The only other criticism I have regarding structure is that I expected more out of the climax. I guess I assumed that Lil and Erik’s sections would intertwine by then? It looks like that’s not going to happen until the next book. Other than those two criticisms, I found The Root to be generally well executed, especially for a debut novel. It’s a strong start, and I’m looking forward to the rest of the series.
NOT recommended if you're looking for paranormal romance or a plotline that wraps everything up in a single book. There's certainly attraction between some of the characters, but romance is not the point of the plot and there's no guarantee of HEA for anyone.
*Really fascinating, fresh, and original worldbuilding, both for how magic works in the world we know (Chapters headed with San Francisco) and the entirety of the other world (Chapters headed with Zebub).

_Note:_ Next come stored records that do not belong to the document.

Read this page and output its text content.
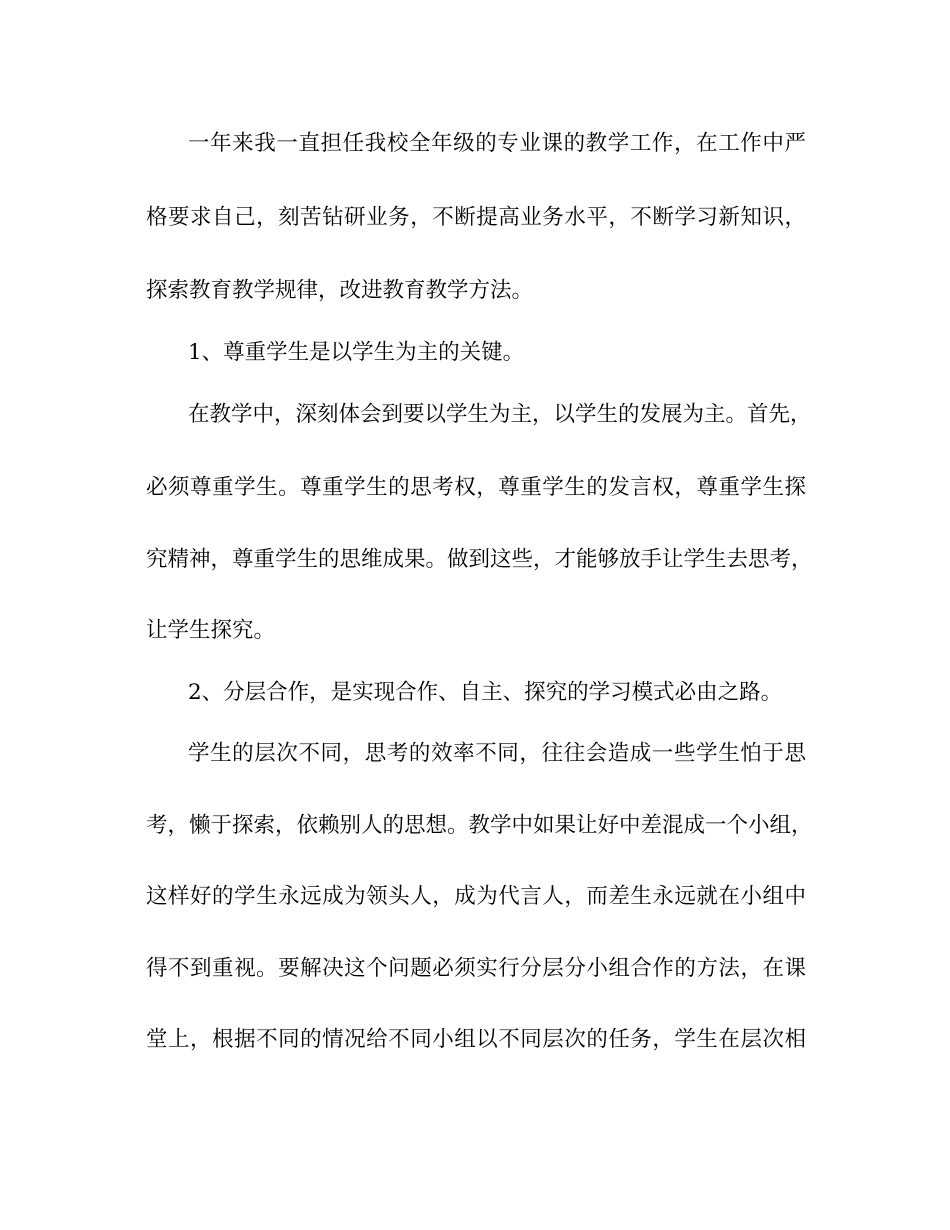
一年来我一直担任我校全年级的专业课的教学工作，在工作中严
格要求自己，刻苦钻研业务，不断提高业务水平，不断学习新知识，
探索教育教学规律，改进教育教学方法。
1、尊重学生是以学生为主的关键。
在教学中，深刻体会到要以学生为主，以学生的发展为主。首先，
必须尊重学生。尊重学生的思考权，尊重学生的发言权，尊重学生探
究精神，尊重学生的思维成果。做到这些，才能够放手让学生去思考，
让学生探究。
2、分层合作，是实现合作、自主、探究的学习模式必由之路。
学生的层次不同，思考的效率不同，往往会造成一些学生怕于思
考，懒于探索，依赖别人的思想。教学中如果让好中差混成一个小组，
这样好的学生永远成为领头人，成为代言人，而差生永远就在小组中
得不到重视。要解决这个问题必须实行分层分小组合作的方法，在课
堂上，根据不同的情况给不同小组以不同层次的任务，学生在层次相
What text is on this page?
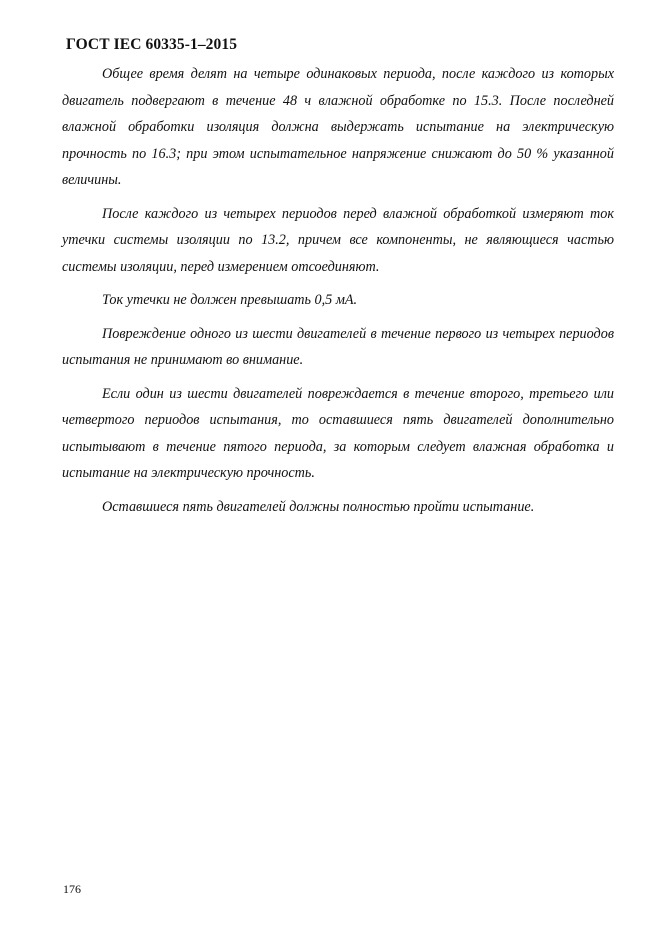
ГОСТ IEC 60335-1–2015

Общее время делят на четыре одинаковых периода, после каждого из которых двигатель подвергают в течение 48 ч влажной обработке по 15.3. После последней влажной обработки изоляция должна выдержать испытание на электрическую прочность по 16.3; при этом испытательное напряжение снижают до 50 % указанной величины.

После каждого из четырех периодов перед влажной обработкой измеряют ток утечки системы изоляции по 13.2, причем все компоненты, не являющиеся частью системы изоляции, перед измерением отсоединяют.

Ток утечки не должен превышать 0,5 мА.

Повреждение одного из шести двигателей в течение первого из четырех периодов испытания не принимают во внимание.

Если один из шести двигателей повреждается в течение второго, третьего или четвертого периодов испытания, то оставшиеся пять двигателей дополнительно испытывают в течение пятого периода, за которым следует влажная обработка и испытание на электрическую прочность.

Оставшиеся пять двигателей должны полностью пройти испытание.

176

*Characters that come alive on the page, and who you can love and root for, flaws and all.
*Antagonists with believable motivations, even though the deeper aspects of what they want to achieve are still hidden.
*Fast pacing, with just enough explanation of the world and magic to keep the reader from getting lost.
*The non-humans are delightfully alien and original, both in form and in culture.
*There were a few scenes where I got confused as to who was talking or who the names on the page referred to, but flipping back a few pages to get my bearings again was more of a pleasure than an inconvenience.
*Reading on Kindle, I didn't realize the book was almost over! I stopped reading for the night at what seemed like a natural break point, and picked it up the next day to discover that there were only a few more pages of positioning the characters for the next book before it was over. This is why I call it "Epic" urban fantasy. It reads like a (really extraordinary) urban fantasy, but ends more like an installment of the "A Song of Fire and Ice" or "Wheel of Time" series. (Or Fifth Season, another fantasy novel I'm waiting eagerly for the sequel to.) The author picked a good place to end this book, but I can't wait for the next one to come out so I can find out what happens next!
There is so much lush detail and chewy ideas all crammed into this first novel in a trilogy. I have no idea how the author is going to manage to top this book -- but I feel certain that he will, and I can't wait for it to come out, so I can find out what happens next.
Two main protagonists, one in San Francisco in our world and another in the city of Zebub on another world, never quite meet, though they seem likely to in the next book, which I eagerly await! Nevertheless, I wound up caring a lot about both them.
This is a book to devour and an author to watch.